28-05-2025
Sincere, serious and beautiful: Glyndebourne's Parsifal reviewed
'Here time becomes space,' says Gurnemanz in Act One of Parsifal, and true enough, the end of the new Glyndebourne Parsifal is in its beginning. We don't know that, at first: the sickbed image that's glimpsed during the prelude doesn't resolve itself until the opera's closing scenes. In between, characters appear on stage in multiple forms, at different ages – past and future selves attendant on the present, whatever 'present' means in Monsalvat. Wagner, after all, makes it clear enough that time in the Grail Domain moves in mysterious ways, and his whole musical strategy reinforces that truth.
So I can't get too upset about those multiple personas, even though the presence of miming doppelgangers in an opera production is typically one of the most damaging of gimmicks. In this case, though, and in this opera – well, to quote Gurnemanz again: you see, it is not so. The director Jetske Mijnssen manages the interaction between the figures on stage in thoughtful and expressive ways, finding a language for what she evidently sees as the true subject of the drama: the awakening of compassion between a group of damaged, all-too-human characters. The deliberate pace of Wagner's score allows the visual puzzles to disclose their meaning over time.
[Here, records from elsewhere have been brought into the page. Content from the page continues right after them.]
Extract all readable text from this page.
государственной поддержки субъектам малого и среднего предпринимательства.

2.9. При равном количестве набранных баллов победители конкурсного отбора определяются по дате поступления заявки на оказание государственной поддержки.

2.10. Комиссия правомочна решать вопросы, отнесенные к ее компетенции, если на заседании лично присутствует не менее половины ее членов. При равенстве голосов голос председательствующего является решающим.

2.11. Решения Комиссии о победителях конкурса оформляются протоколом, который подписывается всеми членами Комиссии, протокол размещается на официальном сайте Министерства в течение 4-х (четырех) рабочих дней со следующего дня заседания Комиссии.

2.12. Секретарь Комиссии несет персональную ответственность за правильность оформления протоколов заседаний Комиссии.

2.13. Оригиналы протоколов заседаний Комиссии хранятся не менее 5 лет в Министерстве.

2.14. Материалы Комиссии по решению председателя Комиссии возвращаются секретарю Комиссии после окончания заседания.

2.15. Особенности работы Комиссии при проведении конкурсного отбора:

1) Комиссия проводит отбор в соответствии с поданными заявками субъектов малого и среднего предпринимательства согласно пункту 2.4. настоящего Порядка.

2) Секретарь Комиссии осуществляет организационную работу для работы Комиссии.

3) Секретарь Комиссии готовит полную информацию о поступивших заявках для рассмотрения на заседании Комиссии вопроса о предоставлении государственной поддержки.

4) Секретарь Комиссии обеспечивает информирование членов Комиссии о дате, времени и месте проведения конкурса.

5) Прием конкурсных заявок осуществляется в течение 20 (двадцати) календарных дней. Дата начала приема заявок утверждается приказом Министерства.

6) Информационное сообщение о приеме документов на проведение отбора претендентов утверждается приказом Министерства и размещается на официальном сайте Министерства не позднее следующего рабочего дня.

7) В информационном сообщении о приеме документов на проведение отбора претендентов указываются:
Whatever else this is, it's a sincere and serious attempt to make sense of a work that asks far more questions than it answers. Visually, it's handsome – in Ben Baur's designs the Grail dwells amid the dark wood and sombre drapes of a 19th-century mansion. By Act Three, decay (or if you prefer, liberation) has set in; Kundry (Kristina Stanek) has shed her Victorian frock and an altarpiece of Christ has been turned to the wall.